Horizon Alert
Summary of the vulnerability and why it matters
A security flaw in the Kafka Connect REST API could allow unauthorized access, potentially leading to service denial, data mirroring to an attacker's cluster, and theft of sensitive credentials. The main concern is confirming relevance and exposure.
- Uncontrolled access in Kafka Connect REST API.
- Protects Kafka data and credentials.
- Assess relevance and exposure now.
Attack Path
How an attacker could exploit the issue
An attacker could target the Kafka Connect REST API, which is exposed through the STRIMZI Project. By interacting with the MirrorMaker API, an unauthenticated attacker can cause service disruptions, potentially exfiltrate topic data, and steal Kafka credentials.
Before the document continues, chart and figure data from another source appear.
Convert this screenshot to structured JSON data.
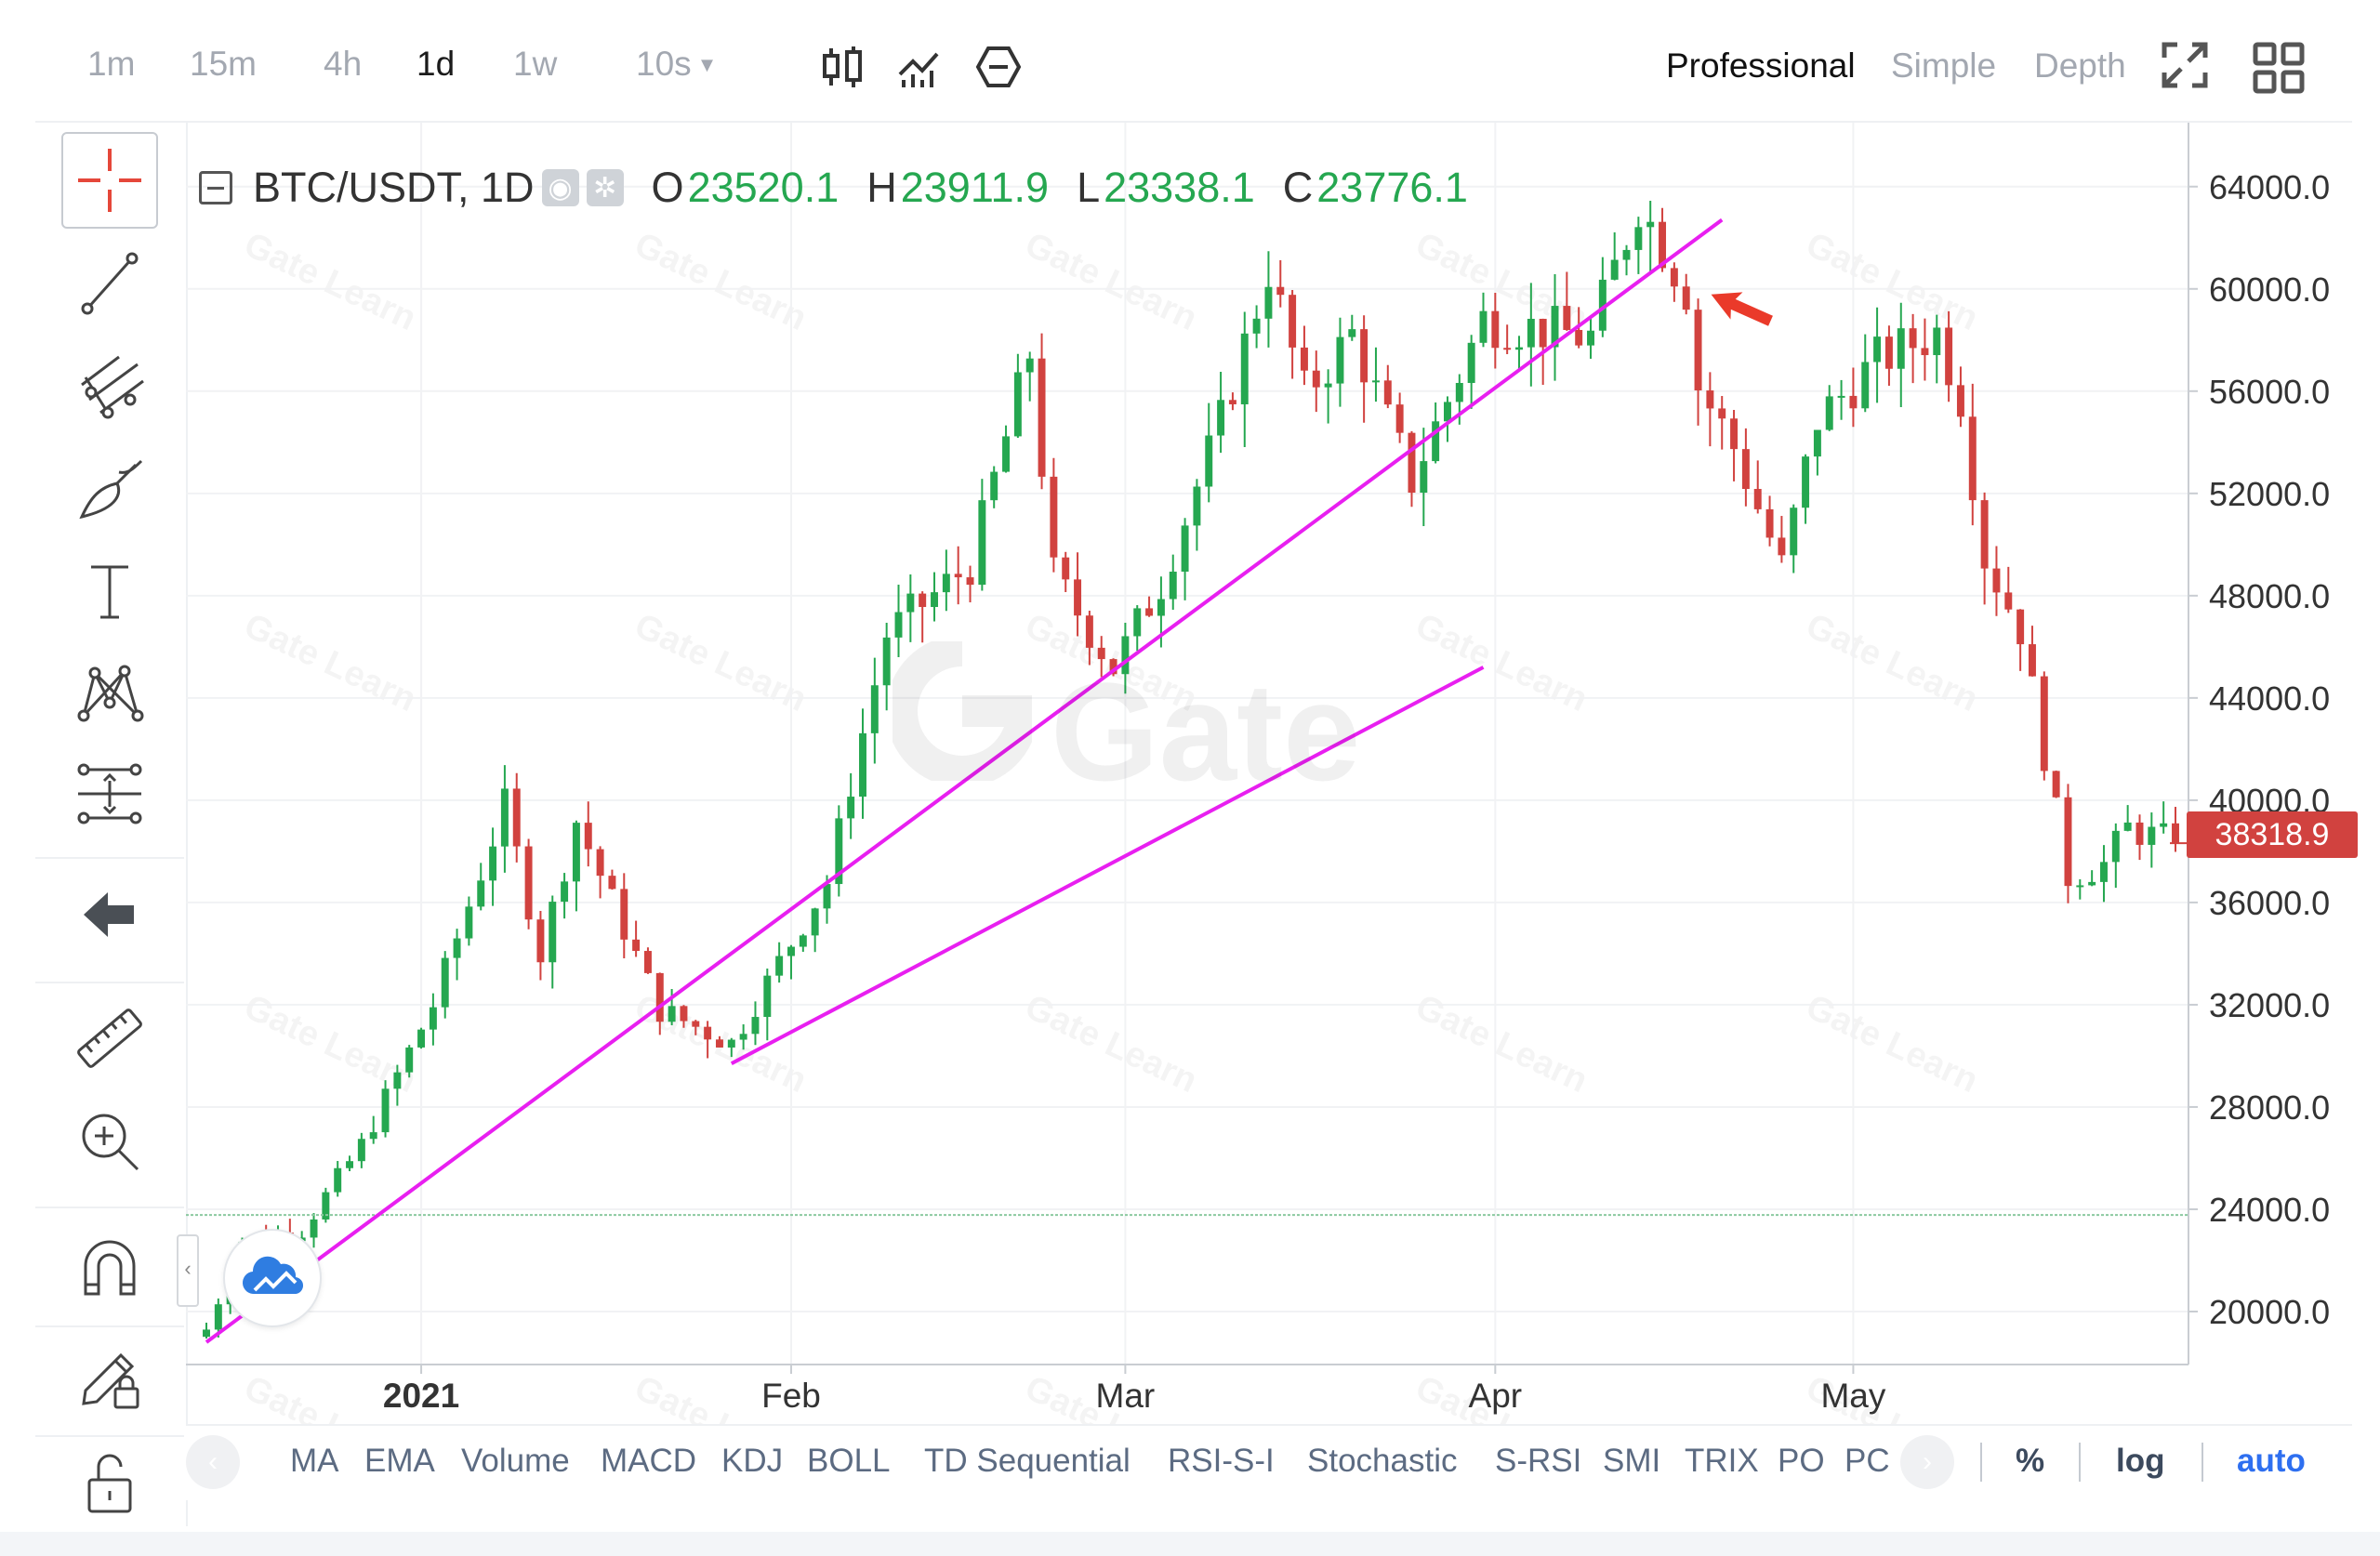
{
  "toolbar": {
    "timeframes": [
      {
        "label": "1m",
        "active": false
      },
      {
        "label": "15m",
        "active": false
      },
      {
        "label": "4h",
        "active": false
      },
      {
        "label": "1d",
        "active": true
      },
      {
        "label": "1w",
        "active": false
      },
      {
        "label": "10s",
        "active": false,
        "dropdown": true
      }
    ],
    "chart_icons": [
      "candlestick-chart-icon",
      "line-chart-icon",
      "settings-hexagon-icon"
    ],
    "modes": [
      {
        "label": "Professional",
        "active": true
      },
      {
        "label": "Simple",
        "active": false
      },
      {
        "label": "Depth",
        "active": false
      }
    ],
    "right_icons": [
      "fullscreen-icon",
      "layout-grid-icon"
    ]
  },
  "sidebar": {
    "tools": [
      "crosshair-icon",
      "trend-line-icon",
      "pitchfork-icon",
      "brush-icon",
      "text-icon",
      "pattern-icon",
      "fib-retracement-icon",
      "back-arrow-icon",
      "ruler-icon",
      "zoom-in-icon",
      "magnet-icon",
      "lock-drawing-icon",
      "unlock-icon"
    ]
  },
  "legend": {
    "symbol": "BTC/USDT, 1D",
    "open_label": "O",
    "open": "23520.1",
    "high_label": "H",
    "high": "23911.9",
    "low_label": "L",
    "low": "23338.1",
    "close_label": "C",
    "close": "23776.1"
  },
  "last_price_tag": "38318.9",
  "watermark": "Gate",
  "watermark_small": "Gate Learn",
  "indicators": [
    "MA",
    "EMA",
    "Volume",
    "MACD",
    "KDJ",
    "BOLL",
    "TD Sequential",
    "RSI-S-I",
    "Stochastic",
    "S-RSI",
    "SMI",
    "TRIX",
    "PO",
    "PC"
  ],
  "scale_options": [
    {
      "label": "%",
      "active": false
    },
    {
      "label": "log",
      "active": false
    },
    {
      "label": "auto",
      "active": true
    }
  ],
  "colors": {
    "up": "#25a750",
    "down": "#d1423f",
    "trendline": "#e81ff0",
    "arrow": "#ea3a2a",
    "active_option": "#2e6ff0"
  },
  "chart_data": {
    "type": "candlestick",
    "symbol": "BTC/USDT",
    "interval": "1D",
    "ylim": [
      18000,
      66500
    ],
    "yticks": [
      64000,
      60000,
      56000,
      52000,
      48000,
      44000,
      40000,
      36000,
      32000,
      28000,
      24000,
      20000
    ],
    "ytick_labels": [
      "64000.0",
      "60000.0",
      "56000.0",
      "52000.0",
      "48000.0",
      "44000.0",
      "40000.0",
      "36000.0",
      "32000.0",
      "28000.0",
      "24000.0",
      "20000.0"
    ],
    "start_date": "2020-12-14",
    "end_date": "2021-05-28",
    "x_labels": [
      {
        "label": "2021",
        "date": "2021-01-01",
        "bold": true
      },
      {
        "label": "Feb",
        "date": "2021-02-01",
        "bold": false
      },
      {
        "label": "Mar",
        "date": "2021-03-01",
        "bold": false
      },
      {
        "label": "Apr",
        "date": "2021-04-01",
        "bold": false
      },
      {
        "label": "May",
        "date": "2021-05-01",
        "bold": false
      }
    ],
    "grid": true,
    "horizontal_line": 23776.1,
    "close_anchors": [
      {
        "date": "2020-12-14",
        "close": 19300
      },
      {
        "date": "2020-12-17",
        "close": 22800
      },
      {
        "date": "2020-12-22",
        "close": 23200
      },
      {
        "date": "2020-12-27",
        "close": 26500
      },
      {
        "date": "2021-01-02",
        "close": 32000
      },
      {
        "date": "2021-01-08",
        "close": 39800
      },
      {
        "date": "2021-01-11",
        "close": 34000
      },
      {
        "date": "2021-01-14",
        "close": 39200
      },
      {
        "date": "2021-01-21",
        "close": 31800
      },
      {
        "date": "2021-01-27",
        "close": 30500
      },
      {
        "date": "2021-02-04",
        "close": 36800
      },
      {
        "date": "2021-02-09",
        "close": 46500
      },
      {
        "date": "2021-02-16",
        "close": 49200
      },
      {
        "date": "2021-02-21",
        "close": 57500
      },
      {
        "date": "2021-02-23",
        "close": 48800
      },
      {
        "date": "2021-02-28",
        "close": 45200
      },
      {
        "date": "2021-03-04",
        "close": 48500
      },
      {
        "date": "2021-03-09",
        "close": 54800
      },
      {
        "date": "2021-03-13",
        "close": 60800
      },
      {
        "date": "2021-03-16",
        "close": 55900
      },
      {
        "date": "2021-03-20",
        "close": 58200
      },
      {
        "date": "2021-03-25",
        "close": 52500
      },
      {
        "date": "2021-03-31",
        "close": 58800
      },
      {
        "date": "2021-04-05",
        "close": 58400
      },
      {
        "date": "2021-04-09",
        "close": 58100
      },
      {
        "date": "2021-04-13",
        "close": 63400
      },
      {
        "date": "2021-04-17",
        "close": 60000
      },
      {
        "date": "2021-04-18",
        "close": 56200
      },
      {
        "date": "2021-04-21",
        "close": 53800
      },
      {
        "date": "2021-04-25",
        "close": 49100
      },
      {
        "date": "2021-04-28",
        "close": 54900
      },
      {
        "date": "2021-05-03",
        "close": 57200
      },
      {
        "date": "2021-05-08",
        "close": 58300
      },
      {
        "date": "2021-05-10",
        "close": 55800
      },
      {
        "date": "2021-05-12",
        "close": 49500
      },
      {
        "date": "2021-05-15",
        "close": 46700
      },
      {
        "date": "2021-05-19",
        "close": 37000
      },
      {
        "date": "2021-05-22",
        "close": 37500
      },
      {
        "date": "2021-05-24",
        "close": 38900
      },
      {
        "date": "2021-05-28",
        "close": 38318.9
      }
    ],
    "annotations": [
      {
        "type": "trendline",
        "from": {
          "date": "2020-12-14",
          "price": 18800
        },
        "to": {
          "date": "2021-04-20",
          "price": 62700
        }
      },
      {
        "type": "trendline",
        "from": {
          "date": "2021-01-27",
          "price": 29700
        },
        "to": {
          "date": "2021-03-31",
          "price": 45200
        }
      },
      {
        "type": "arrow",
        "at": {
          "date": "2021-04-18",
          "price": 60000
        }
      }
    ]
  }
}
- No authentication required.
- Querying the MirrorMaker REST API.
- Potential data theft and denial of service.
Live Threat
Current exploitation, exposure, and threat context
The Kafka Connect REST API, when exposed, could allow an unauthenticated attacker to disrupt Kafka Mirroring services, mirror topic content to a separate cluster, and potentially steal Kafka credentials. This could occur when the MirrorMaker Kafka REST API is accessible over the network and not properly secured.
- Kafka Mirroring service and topic data.
- Via network access to the REST API.
- Service disruption and data exfiltration.
Operational Fix
Recommended remediation, mitigation, and detection steps
Teams responsible for Kafka infrastructure and the Strimzi platform should prioritize understanding the reachability and business criticality of affected Kafka Connect REST APIs. The first practical move involves identifying all instances of the vulnerable technology, confirming their exposure, locating the accountable owner, and then planning remediation based on assessed risk.
- Kafka and Strimzi platform owners.
- Verify API reachability and business impact.
- Plan targeted remediation or mitigation.